In self-navigation problems for autonomous vehicles, the variability of environmental conditions, complex scenes with vehicles and pedestrians, and the high-dimensional or real-time nature of tasks make segmentation challenging. Sensor fusion can representatively improve performances. Thus, this work highlights a late fusion concept used for semantic segmentation tasks in such perception systems. It is based on two approaches for merging information coming from two neural networks, one trained for camera data and one for LiDAR frames. The first approach involves fusing probabilities along with calculating partial conflicts and redistributing data. The second technique focuses on making individual decisions based on sources and fusing them later with weighted Shannon entropies. The two segmentation models are trained and evaluated on a particular KITTI semantic dataset. In the realm of multi-class segmentation tasks, the two fusion techniques are compared and evaluated with illustrative examples. Intersection over union metric and quality of decision are computed to assess the performance of each methodology.
This repository represents some approaches of fusing two identical segmentation models.
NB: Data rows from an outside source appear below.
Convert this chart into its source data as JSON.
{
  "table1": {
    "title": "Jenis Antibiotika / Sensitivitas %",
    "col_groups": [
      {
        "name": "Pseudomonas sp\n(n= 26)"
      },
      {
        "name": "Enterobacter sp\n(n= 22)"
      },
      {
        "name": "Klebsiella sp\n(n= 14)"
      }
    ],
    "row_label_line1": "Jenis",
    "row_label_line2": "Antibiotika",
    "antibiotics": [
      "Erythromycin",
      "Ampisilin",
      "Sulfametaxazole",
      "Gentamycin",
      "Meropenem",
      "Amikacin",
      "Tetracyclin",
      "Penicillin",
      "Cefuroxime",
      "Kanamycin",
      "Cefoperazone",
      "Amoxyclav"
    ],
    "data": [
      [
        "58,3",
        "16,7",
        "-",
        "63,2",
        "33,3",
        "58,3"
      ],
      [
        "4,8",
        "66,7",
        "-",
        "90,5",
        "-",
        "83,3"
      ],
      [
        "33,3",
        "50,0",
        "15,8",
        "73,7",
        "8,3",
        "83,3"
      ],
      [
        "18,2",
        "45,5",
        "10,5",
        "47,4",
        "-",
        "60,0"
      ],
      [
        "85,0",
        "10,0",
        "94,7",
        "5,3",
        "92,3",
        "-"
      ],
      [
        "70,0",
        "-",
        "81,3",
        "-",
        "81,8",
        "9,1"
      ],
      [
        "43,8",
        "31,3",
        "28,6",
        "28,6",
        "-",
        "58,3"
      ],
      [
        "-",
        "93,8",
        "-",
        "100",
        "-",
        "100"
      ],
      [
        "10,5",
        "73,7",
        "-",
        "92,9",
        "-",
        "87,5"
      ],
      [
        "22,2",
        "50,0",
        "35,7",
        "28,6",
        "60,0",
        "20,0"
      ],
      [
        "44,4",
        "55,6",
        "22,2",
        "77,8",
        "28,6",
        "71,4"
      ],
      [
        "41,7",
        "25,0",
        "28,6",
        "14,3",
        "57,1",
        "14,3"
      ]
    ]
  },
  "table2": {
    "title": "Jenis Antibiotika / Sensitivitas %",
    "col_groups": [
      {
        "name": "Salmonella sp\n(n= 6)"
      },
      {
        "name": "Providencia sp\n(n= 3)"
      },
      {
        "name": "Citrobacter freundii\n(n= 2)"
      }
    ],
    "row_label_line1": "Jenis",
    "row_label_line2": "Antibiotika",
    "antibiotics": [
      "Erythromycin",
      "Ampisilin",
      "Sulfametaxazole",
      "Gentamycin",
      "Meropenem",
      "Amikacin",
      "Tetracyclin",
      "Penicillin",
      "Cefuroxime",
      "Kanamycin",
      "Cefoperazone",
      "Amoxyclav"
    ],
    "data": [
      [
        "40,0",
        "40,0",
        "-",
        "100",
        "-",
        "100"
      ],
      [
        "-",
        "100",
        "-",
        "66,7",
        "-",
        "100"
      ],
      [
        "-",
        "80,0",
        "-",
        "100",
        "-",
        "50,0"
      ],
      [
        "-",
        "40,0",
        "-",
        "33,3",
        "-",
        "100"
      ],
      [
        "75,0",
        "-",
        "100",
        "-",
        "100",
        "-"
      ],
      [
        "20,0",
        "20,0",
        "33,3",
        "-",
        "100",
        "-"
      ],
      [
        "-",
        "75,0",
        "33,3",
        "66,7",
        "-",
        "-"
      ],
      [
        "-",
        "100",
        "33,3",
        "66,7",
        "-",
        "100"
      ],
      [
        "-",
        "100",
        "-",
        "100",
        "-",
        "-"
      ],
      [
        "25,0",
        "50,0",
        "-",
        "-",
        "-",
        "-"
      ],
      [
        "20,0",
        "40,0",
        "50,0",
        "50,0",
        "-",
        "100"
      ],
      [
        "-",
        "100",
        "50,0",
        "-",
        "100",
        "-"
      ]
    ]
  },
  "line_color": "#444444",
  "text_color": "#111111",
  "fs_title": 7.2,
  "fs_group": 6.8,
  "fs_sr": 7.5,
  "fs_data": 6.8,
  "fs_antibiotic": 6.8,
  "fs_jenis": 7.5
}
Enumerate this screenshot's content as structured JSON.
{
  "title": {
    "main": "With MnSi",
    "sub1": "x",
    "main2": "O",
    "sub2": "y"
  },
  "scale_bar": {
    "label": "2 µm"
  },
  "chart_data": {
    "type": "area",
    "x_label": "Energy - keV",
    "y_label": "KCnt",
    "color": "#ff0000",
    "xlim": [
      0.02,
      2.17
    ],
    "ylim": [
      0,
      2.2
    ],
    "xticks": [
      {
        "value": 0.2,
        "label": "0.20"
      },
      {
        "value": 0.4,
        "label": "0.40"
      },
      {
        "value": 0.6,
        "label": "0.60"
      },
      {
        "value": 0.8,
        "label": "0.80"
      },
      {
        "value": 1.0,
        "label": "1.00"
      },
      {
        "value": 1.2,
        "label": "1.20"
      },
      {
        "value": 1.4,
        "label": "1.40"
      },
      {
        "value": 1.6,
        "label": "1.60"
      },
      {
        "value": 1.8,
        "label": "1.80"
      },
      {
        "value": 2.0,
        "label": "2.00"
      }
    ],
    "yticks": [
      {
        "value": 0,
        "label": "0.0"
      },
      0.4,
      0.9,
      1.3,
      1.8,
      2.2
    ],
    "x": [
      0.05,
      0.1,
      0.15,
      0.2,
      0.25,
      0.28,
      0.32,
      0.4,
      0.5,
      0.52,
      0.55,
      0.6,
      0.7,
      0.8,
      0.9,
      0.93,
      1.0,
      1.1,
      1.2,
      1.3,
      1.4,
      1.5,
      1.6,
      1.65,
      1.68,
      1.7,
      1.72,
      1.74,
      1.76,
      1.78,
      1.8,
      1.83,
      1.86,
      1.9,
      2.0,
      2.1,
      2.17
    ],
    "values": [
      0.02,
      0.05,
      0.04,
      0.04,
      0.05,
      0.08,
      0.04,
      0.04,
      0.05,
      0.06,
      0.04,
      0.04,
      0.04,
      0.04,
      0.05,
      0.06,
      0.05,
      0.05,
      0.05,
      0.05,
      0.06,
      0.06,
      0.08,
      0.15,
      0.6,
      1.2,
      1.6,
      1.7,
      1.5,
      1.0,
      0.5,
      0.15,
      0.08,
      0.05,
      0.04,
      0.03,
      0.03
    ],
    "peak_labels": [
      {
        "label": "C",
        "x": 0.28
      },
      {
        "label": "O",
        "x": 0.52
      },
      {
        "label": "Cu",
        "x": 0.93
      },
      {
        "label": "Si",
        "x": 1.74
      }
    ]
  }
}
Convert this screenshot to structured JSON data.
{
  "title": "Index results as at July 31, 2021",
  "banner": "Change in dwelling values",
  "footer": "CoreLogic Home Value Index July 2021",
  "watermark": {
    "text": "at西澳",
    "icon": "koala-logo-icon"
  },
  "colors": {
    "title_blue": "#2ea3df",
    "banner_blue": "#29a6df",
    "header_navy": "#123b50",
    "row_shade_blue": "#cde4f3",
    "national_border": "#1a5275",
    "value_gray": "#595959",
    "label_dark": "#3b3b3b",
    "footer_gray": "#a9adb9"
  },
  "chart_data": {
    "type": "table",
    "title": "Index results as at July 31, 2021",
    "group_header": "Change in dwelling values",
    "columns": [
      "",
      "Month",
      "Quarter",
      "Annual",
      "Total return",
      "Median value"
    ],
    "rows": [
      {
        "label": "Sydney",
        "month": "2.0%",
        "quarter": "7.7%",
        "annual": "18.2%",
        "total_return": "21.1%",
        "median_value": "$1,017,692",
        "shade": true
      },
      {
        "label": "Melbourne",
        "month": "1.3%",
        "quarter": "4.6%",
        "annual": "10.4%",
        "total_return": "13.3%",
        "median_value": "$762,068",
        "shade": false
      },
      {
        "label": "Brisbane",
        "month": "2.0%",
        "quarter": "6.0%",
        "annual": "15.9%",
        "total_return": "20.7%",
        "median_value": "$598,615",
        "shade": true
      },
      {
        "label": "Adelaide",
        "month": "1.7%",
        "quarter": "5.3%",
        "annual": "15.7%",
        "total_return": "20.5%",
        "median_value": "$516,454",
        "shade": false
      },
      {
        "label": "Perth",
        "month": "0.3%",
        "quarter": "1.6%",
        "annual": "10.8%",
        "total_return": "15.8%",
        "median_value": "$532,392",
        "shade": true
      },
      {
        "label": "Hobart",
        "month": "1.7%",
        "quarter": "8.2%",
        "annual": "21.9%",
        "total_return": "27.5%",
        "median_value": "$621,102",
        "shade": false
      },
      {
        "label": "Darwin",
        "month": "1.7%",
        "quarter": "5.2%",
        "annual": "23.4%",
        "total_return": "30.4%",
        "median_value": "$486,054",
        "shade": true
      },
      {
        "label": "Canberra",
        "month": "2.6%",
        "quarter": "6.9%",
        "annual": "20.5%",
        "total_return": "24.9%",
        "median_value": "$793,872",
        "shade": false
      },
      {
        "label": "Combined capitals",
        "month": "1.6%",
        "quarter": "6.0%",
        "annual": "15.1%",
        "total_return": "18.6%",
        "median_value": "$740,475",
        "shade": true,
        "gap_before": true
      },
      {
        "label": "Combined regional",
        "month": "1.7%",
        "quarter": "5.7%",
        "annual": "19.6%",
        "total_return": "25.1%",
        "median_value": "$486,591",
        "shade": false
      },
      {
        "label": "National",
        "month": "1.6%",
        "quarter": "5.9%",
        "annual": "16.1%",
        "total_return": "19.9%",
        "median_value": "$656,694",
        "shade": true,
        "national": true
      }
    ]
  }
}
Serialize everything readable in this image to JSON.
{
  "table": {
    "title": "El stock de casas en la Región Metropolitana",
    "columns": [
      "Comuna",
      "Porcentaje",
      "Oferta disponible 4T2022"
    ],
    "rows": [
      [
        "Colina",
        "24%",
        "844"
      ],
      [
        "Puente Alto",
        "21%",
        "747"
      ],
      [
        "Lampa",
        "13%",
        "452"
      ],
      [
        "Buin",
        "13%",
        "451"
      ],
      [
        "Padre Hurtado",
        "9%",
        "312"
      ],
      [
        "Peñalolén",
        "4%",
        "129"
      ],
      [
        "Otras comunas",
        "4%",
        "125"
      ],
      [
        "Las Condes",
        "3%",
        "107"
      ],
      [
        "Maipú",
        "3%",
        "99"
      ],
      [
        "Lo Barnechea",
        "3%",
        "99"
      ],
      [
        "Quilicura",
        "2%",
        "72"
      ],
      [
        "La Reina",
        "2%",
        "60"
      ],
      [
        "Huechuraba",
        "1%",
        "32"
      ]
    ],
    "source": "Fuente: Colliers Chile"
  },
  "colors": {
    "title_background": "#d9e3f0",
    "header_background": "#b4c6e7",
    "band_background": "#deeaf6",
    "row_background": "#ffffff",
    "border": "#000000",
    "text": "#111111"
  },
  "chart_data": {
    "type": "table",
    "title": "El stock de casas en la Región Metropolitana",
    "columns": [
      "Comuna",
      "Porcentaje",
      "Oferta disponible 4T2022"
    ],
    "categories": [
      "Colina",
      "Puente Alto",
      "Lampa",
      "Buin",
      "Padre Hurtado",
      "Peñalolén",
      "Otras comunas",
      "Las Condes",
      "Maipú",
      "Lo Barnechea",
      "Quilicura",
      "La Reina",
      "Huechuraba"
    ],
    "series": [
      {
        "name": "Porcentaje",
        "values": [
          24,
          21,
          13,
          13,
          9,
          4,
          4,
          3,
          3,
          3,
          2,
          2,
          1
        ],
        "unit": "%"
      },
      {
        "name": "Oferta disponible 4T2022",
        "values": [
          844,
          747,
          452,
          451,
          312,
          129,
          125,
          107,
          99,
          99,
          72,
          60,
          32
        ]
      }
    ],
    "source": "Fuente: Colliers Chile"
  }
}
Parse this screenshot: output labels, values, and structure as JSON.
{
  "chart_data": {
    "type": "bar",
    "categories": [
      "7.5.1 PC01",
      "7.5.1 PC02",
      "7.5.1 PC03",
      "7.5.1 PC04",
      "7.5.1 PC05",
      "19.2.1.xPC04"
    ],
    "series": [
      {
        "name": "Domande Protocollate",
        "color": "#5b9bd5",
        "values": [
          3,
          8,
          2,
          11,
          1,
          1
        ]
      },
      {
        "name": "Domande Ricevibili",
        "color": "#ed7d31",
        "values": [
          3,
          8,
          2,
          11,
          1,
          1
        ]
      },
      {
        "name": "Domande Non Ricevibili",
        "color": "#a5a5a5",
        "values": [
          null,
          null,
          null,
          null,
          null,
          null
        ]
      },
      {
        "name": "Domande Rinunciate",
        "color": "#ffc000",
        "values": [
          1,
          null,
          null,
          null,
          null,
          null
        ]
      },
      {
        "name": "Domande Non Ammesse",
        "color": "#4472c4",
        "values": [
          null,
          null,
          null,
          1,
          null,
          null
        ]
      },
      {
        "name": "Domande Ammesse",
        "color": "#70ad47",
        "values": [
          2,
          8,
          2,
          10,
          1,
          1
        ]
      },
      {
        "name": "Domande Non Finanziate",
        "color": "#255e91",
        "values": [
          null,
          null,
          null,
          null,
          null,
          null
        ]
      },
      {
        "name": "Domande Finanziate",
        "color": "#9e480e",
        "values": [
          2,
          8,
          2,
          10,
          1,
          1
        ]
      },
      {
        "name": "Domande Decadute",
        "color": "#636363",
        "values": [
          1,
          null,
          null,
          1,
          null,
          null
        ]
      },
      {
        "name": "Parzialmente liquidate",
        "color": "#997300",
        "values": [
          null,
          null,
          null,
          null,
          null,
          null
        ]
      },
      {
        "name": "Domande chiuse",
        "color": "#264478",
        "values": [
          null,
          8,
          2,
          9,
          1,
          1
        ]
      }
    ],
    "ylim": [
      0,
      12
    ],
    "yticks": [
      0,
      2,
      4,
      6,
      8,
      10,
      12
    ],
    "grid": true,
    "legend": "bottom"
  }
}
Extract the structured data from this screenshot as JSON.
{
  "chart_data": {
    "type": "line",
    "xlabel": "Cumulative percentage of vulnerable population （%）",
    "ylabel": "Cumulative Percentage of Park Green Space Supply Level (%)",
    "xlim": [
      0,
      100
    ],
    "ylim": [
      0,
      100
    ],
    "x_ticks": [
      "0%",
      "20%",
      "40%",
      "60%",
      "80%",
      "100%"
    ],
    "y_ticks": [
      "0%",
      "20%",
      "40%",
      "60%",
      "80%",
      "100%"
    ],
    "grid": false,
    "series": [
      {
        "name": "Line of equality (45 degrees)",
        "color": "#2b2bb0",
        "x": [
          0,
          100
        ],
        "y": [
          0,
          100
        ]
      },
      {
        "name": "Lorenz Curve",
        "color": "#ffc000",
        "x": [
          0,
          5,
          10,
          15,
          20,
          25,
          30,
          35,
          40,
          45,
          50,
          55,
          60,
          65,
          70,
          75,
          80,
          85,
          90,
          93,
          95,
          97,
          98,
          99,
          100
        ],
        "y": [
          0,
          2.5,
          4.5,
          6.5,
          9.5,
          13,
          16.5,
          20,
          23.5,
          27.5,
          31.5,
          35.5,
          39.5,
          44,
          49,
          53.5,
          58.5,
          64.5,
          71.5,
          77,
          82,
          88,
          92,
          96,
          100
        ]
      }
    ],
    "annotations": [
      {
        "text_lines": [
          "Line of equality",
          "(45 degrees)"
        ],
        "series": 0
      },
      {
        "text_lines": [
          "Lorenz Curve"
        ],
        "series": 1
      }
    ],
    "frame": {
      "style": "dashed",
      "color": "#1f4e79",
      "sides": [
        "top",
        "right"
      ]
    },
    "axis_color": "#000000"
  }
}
They are both convolutional neural network based, inspired from a cross-fusion model. One represents the neural network architecture that is trained with camera images, and the same one is used to learns features from dense map Lidar data.
Code to be uploaded once the work is recognized representative and the writing advances in the publishing proccedure.
The second approach works by making some decisions based on the Bayesian output of the architectures, considering entropies thereafter to check how consistent the information is. Suppose that for a camera model, a pixel ((i,j)), is considered with the following mass values for each class:
[m1(R) = 0.80, m1(V) = 0.15, m1(B) = 0.05]
In this situation, taking the decision for pixel ((i,j) = R) (from the camera model) can be relevant, but not 100% sure because m1(R) < 1. Similarly, for a LiDAR frame, suppose a pixel with mass values accordingly:
[m2(R) = 0.55, m2(V) = 0.25, m2(B) = 0.20]
The decision will be the same, pixel ((i,j) = R), which can again be relevant, but the decision tends to be riskier as m2(R) is just above 0.5. Instead of fusing probabilities directly, another way is to fuse weighted decisions by their quality, calculated from entropy.
In the previous example, based on m1, the early state of the decision will represent (R) (road) class for the camera segmentation model:
[ md1(R) = 1, md1(V) = 0, md1(B) = 0]
Then, according to the weight, the decision will be updated. The weight of source 1 for this pixel is calculated by the quality measure as:
w1 = 1 - H(m1)/Hmax
where H(m1) is the entropy of m1 because m1 is Bayesian. (For a more general (non-probabilistic) context when working with non-Bayesian BBAs, we could use the generalized entropy for belief functions defined in DezertEntropy.) Therefore, H(m1) corresponds to Shannon entropy, while Hmax is the maximum of Shannon entropy obtained for a uniform probability mass function.
Based on m2, the (R) class will be decided. Therefore, the judgment based on LiDAR data is:
[md2(R) = 1, md2(V) = 0, md2(B) = 0]
with the weight of source 2 (LiDAR) provided by the quality:
w2 = 1 - H(m2)/Hmax
The decisions are fused by a simple weighted averaging rule as follows:
md(R) = (w1 / (w1 + w2)) * md1(R) + (w2 / (w1 + w2)) * md2(R) md(V) = (w1 / (w1 + w2)) * md1(V) + (w2 / (w1 + w2)) * md2(V) md(B) = (w1 / (w1 + w2)) * md1(B) + (w2 / (w1 + w2)) * md2(B)
In this simple example, Theta = 3 since the frame of discernment (FoD) has three singletons only. Therefore, w1 will have a greater value than w2 due to the lower entropy of H(m1). Consequently, the camera source shows greater confidence.